[Buchbesprechung] Stella Menzel und der goldene Faden – Holly-Jane Rahlens

Rahlens_Stella_Menzel_und_der_goldene_FadenTitel: Stella Menzel und der goldene Faden

Autorin: Holly-Jane Rahlens

Verlag: Rowohlt Rotfuchs

Erscheinungsjahr: 2013

Seiten: 155

 

Klappentext:
Stella liebt ihre Decke aus blauem Seidensatin, die sie von ihrer Ururgroßmutter geerbt hat – eine Decke, übersät mit Sternen und Schneeflocken aus Silberbrokat und mit einem goldenen Faden eingefasst. Auf jeden, der ihn besitzt, übt dieser Stoff eine magische Wirkung aus – denn seine Falten bergen die Kraft, die Geschichten seiner Besitzerinnen einzufangen: wundersame Geschichten vom alten Russland, vom Berlin der 20er Jahre, von der Flucht der jüdischen Familie nach New York und einem Neuanfang in Berlin. Dieses Erbstück begleitet Stella von der Wiege bis zum ersten Kuss. Und während der Stoff sich im Laufe der Zeit verwandelt und immer kleiner wird, wird auch Stella schließlich ein Teil seiner Geschichte.

Meine Meinung:
Ihr wisst ja, ich sage nicht oft etwas über das Cover oder das Buch an sich, aber hier bin ich geradezu gezwungen das zu tun. Das Buch ist wunderschön.
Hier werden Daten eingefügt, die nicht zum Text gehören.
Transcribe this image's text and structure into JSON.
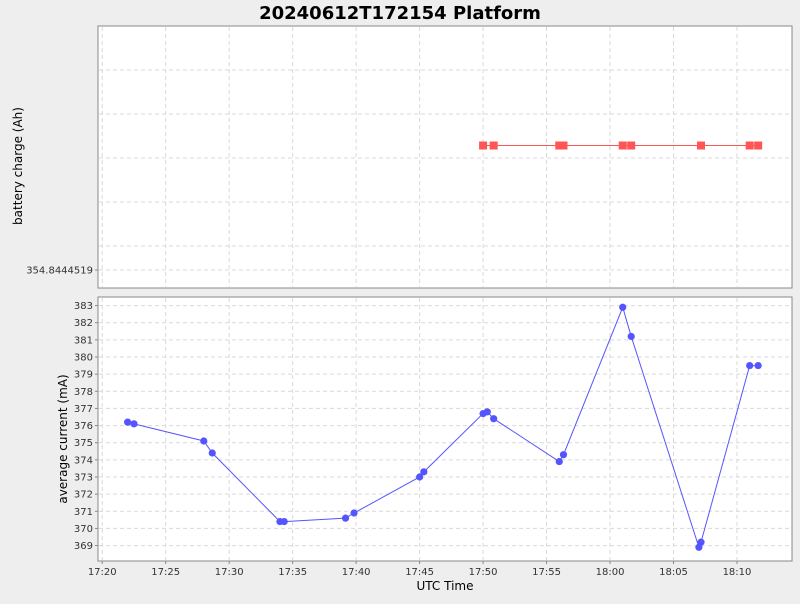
{
  "title": "20240612T172154 Platform",
  "chart_data": [
    {
      "type": "scatter",
      "title": "20240612T172154 Platform",
      "ylabel": "battery charge (Ah)",
      "y_tick_labels": [
        "354.8444519"
      ],
      "grid": true,
      "marker": "square",
      "color": "#ff5555",
      "series": [
        {
          "x": [
            "17:50:00",
            "17:50:50",
            "17:56:00",
            "17:56:20",
            "18:01:00",
            "18:01:40",
            "18:07:10",
            "18:11:00",
            "18:11:40"
          ],
          "y": [
            354.8444526,
            354.8444526,
            354.8444526,
            354.8444526,
            354.8444526,
            354.8444526,
            354.8444526,
            354.8444526,
            354.8444526
          ]
        }
      ]
    },
    {
      "type": "line",
      "xlabel": "UTC Time",
      "ylabel": "average current (mA)",
      "x_ticks": [
        "17:20",
        "17:25",
        "17:30",
        "17:35",
        "17:40",
        "17:45",
        "17:50",
        "17:55",
        "18:00",
        "18:05",
        "18:10"
      ],
      "y_ticks": [
        369,
        370,
        371,
        372,
        373,
        374,
        375,
        376,
        377,
        378,
        379,
        380,
        381,
        382,
        383
      ],
      "xlim": [
        "17:19:40",
        "18:14:20"
      ],
      "ylim": [
        368.1,
        383.5
      ],
      "grid": true,
      "marker": "circle",
      "color": "#5555ff",
      "series": [
        {
          "x": [
            "17:22:00",
            "17:22:30",
            "17:28:00",
            "17:28:40",
            "17:34:00",
            "17:34:20",
            "17:39:10",
            "17:39:50",
            "17:45:00",
            "17:45:20",
            "17:50:00",
            "17:50:20",
            "17:50:50",
            "17:56:00",
            "17:56:20",
            "18:01:00",
            "18:01:40",
            "18:07:00",
            "18:07:10",
            "18:11:00",
            "18:11:40"
          ],
          "y": [
            376.2,
            376.1,
            375.1,
            374.4,
            370.4,
            370.4,
            370.6,
            370.9,
            373.0,
            373.3,
            376.7,
            376.8,
            376.4,
            373.9,
            374.3,
            382.9,
            381.2,
            368.9,
            369.2,
            379.5,
            379.5
          ]
        }
      ]
    }
  ]
}
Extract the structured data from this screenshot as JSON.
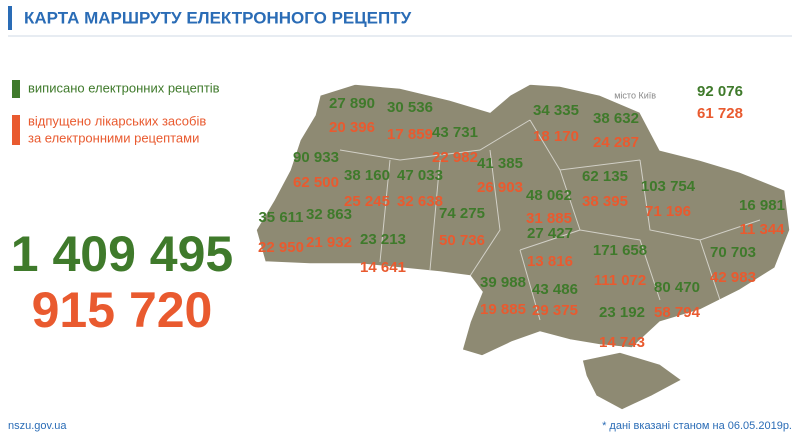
{
  "header": {
    "title": "КАРТА МАРШРУТУ ЕЛЕКТРОННОГО РЕЦЕПТУ"
  },
  "legend": {
    "issued": "виписано електронних рецептів",
    "dispensed_1": "відпущено лікарських засобів",
    "dispensed_2": "за електронними рецептами"
  },
  "totals": {
    "issued": "1 409 495",
    "dispensed": "915 720"
  },
  "kyiv_city": {
    "label": "місто Київ",
    "issued": "92 076",
    "dispensed": "61 728"
  },
  "regions": [
    {
      "issued": "27 890",
      "dispensed": "20 396"
    },
    {
      "issued": "30 536",
      "dispensed": "17 859"
    },
    {
      "issued": "43 731",
      "dispensed": "22 982"
    },
    {
      "issued": "34 335",
      "dispensed": "18 170"
    },
    {
      "issued": "38 632",
      "dispensed": "24 287"
    },
    {
      "issued": "90 933",
      "dispensed": "62 500"
    },
    {
      "issued": "41 385",
      "dispensed": "26 903"
    },
    {
      "issued": "38 160",
      "dispensed": "25 245"
    },
    {
      "issued": "47 033",
      "dispensed": "32 638"
    },
    {
      "issued": "62 135",
      "dispensed": "38 395"
    },
    {
      "issued": "103 754",
      "dispensed": "71 196"
    },
    {
      "issued": "16 981",
      "dispensed": "11 344"
    },
    {
      "issued": "35 611",
      "dispensed": "22 950"
    },
    {
      "issued": "32 863",
      "dispensed": "21 932"
    },
    {
      "issued": "74 275",
      "dispensed": "50 736"
    },
    {
      "issued": "48 062",
      "dispensed": "31 885"
    },
    {
      "issued": "23 213",
      "dispensed": "14 641"
    },
    {
      "issued": "27 427",
      "dispensed": "13 816"
    },
    {
      "issued": "171 658",
      "dispensed": "111 072"
    },
    {
      "issued": "70 703",
      "dispensed": "42 983"
    },
    {
      "issued": "39 988",
      "dispensed": "19 885"
    },
    {
      "issued": "43 486",
      "dispensed": "29 375"
    },
    {
      "issued": "80 470",
      "dispensed": "58 794"
    },
    {
      "issued": "23 192",
      "dispensed": "14 743"
    }
  ],
  "footer": {
    "site": "nszu.gov.ua",
    "note": "* дані вказані станом на 06.05.2019р."
  }
}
Das Cover ist stimmig und das Hardcover mit dem Leinenbuchrücken und dem goldenen Lesebändchen unterstreichen ganz toll die Stimmung des Buches. Es passt einfach rundherum alles zusammen.

So, nun zum Inhalt. Ich bin verliebt in Josephine. Eine tolle Großmutter, die trotz der Widerstände von Stellas Mama Isabel „Aus Nichts kann man nichts machen!“ immer wieder das Erbstück aus blauem Seidensatin zu anderen Formen näht, damit es weiter Verwendung finden kann. Und Josephine erzählt eine Geschichte. Die Geschichte dieses Erbstücks, welches seit Beginn an mit der Familie verbunden ist. Isabel hat mich dann am Ende extrem überrascht und ich muss gestehen, dass die Tränchen nicht weit weg waren. Was für eine Sinneswandlung. Wie schön *schmelz*

Und ich bin neidisch. Neidisch auf Stella, die ein solch tolles Erbstück ihr eigen nennen darf. Wer hätte so etwas nicht gerne? Ein Stück, welches durch die Familie weitergereicht wird, und welches man später vielleicht auch den eigenen Kindern vermachen kann. Ich hätte so etwas auf jeden Fall auch gerne.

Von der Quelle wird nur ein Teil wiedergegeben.